Latmos Herakleia’sı Hippodamos plân düzeni anlayışında yapılmış olup, sokaklar birbirini kuzey-güney, doğu-batı doğrultusunda kesmiştir. Aralardaki parsellere kentin dinsel ve devlet yapıları ile evler yerleştirilmiştir. Kente egemen yüksek bir tepe üzerinde oldukça büyük bir mabet kalıntısı dikkati çekmektedir.
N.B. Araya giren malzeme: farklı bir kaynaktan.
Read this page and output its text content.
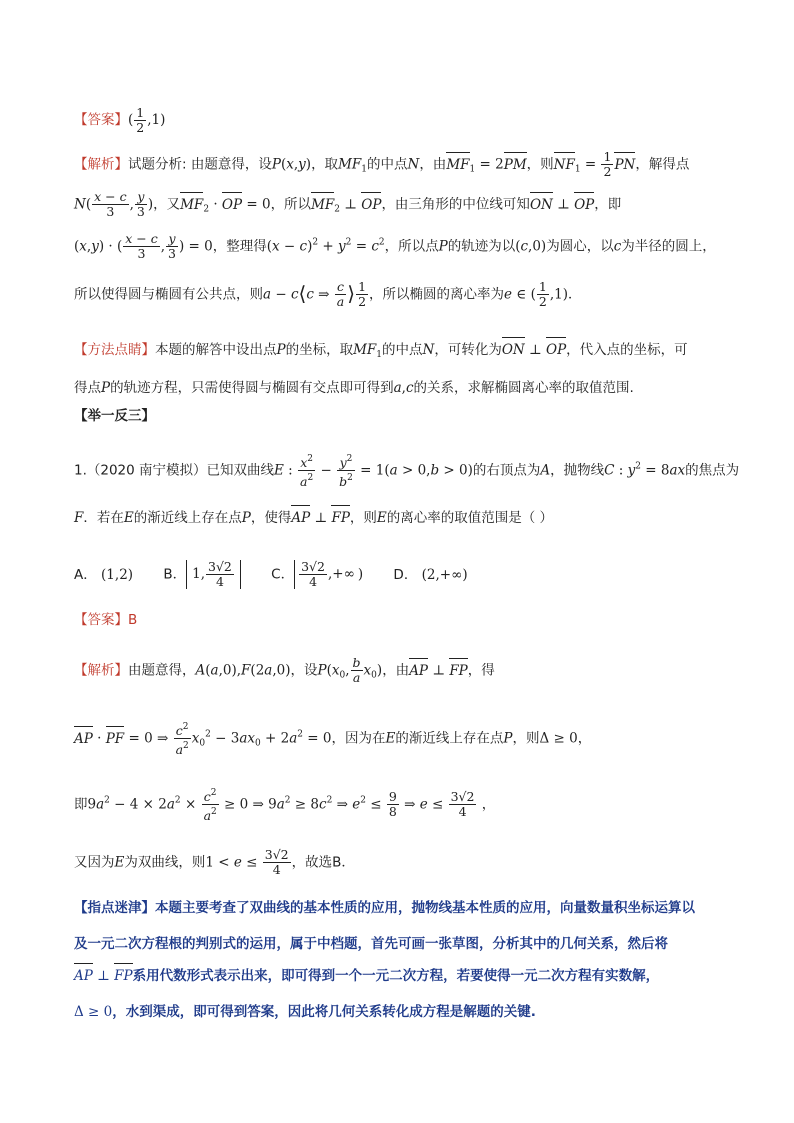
【答案】( $\frac{1}{2} ,1$)
【解析】试题分析: 由题意得，设P(x,y)，取$MF_1$的中点N，由$MF_1 = 2PM$，则$NF_1 = \frac{1}{2}$ PN，解得点
$N( \frac{x - c}{3}$ , $\frac{y}{3}$ )，又$MF_2$ · OP = 0，所以$MF_2$ ⊥ OP，由三角形的中位线可知ON ⊥ OP，即
(x,y) · ( $\frac{x - c}{3}$ , $\frac{y}{3}$ ) = 0，整理得$(x - c)^2 + y^2 = c^2$，所以点P的轨迹为以(c,0)为圆心，以c为半径的圆上，
所以使得圆与椭圆有公共点，则a − c⟨c ⇒ $\frac{c}{a}$ ⟩ $\frac{1}{2}$ ，所以椭圆的离心率为e ∈ ( $\frac{1}{2} ,1$)．
【方法点睛】本题的解答中设出点P的坐标，取$MF_1$的中点N，可转化为ON ⊥ OP，代入点的坐标，可
得点P的轨迹方程，只需使得圆与椭圆有交点即可得到a,c的关系，求解椭圆离心率的取值范围.
【举一反三】
1.（2020 南宁模拟）已知双曲线E : $\frac{x^2}{a^2} - \frac{y^2}{b^2} = 1(a > 0,b > 0)$的右顶点为A，抛物线C : $y^2 = 8ax$的焦点为
F．若在E的渐近线上存在点P，使得AP ⊥ FP，则E的离心率的取值范围是（ ）
A． (1,2) B． 1, $\frac{3√2}{4}$	C． $\frac{3√2}{4}$ ,+∞ ) D． (2,+∞)
【答案】B
【解析】由题意得，A(a,0),F(2a,0)，设$P(x_0$, $\frac{b}{a} x_0$)，由AP ⊥ FP，得
AP · PF = 0 ⇒ $\frac{c^2}{a^2} x_0^2 - 3ax_0 + 2a^2 = 0$，因为在E的渐近线上存在点P，则Δ ≥ 0，
即$9a^2 - 4 \times 2a^2 \times \frac{c^2}{a^2} \ge 0$ ⇒ $9a^2 \ge 8c^2$ ⇒ $e^2 \le \frac{9}{8}$ ⇒ $e \le \frac{3√2}{4}$ ，
又因为E为双曲线，则$1 < e \le \frac{3√2}{4}$ ，故选B．
【指点迷津】本题主要考查了双曲线的基本性质的应用，抛物线基本性质的应用，向量数量积坐标运算以
及一元二次方程根的判别式的运用，属于中档题，首先可画一张草图，分析其中的几何关系，然后将
AP ⊥ FP系用代数形式表示出来，即可得到一个一元二次方程，若要使得一元二次方程有实数解，
Δ ≥ 0，水到渠成，即可得到答案，因此将几何关系转化成方程是解题的关键.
Burada ele geçen bir yazıttan Athena’ya ait olduğu anlaşılan, birbirine eşit büyüklükte bir pronaos ve Naos’dan meydana gelen Templum ın antis plânındaki bu Athena mabedinin yanı sıra bir başka mabet kalıntısı daha bulunmaktadır. Kutsal alanda Pronaos ve Naos’dan oluşan bu mabedin kime ithaf edilmiş olduğu kesinlik kazanamamıştır. Prof.Dr.Ekrem Akurgal bu kalıntının Ay Tanrıçası Selena’ya ait olabileceğini ileri sürmüştür.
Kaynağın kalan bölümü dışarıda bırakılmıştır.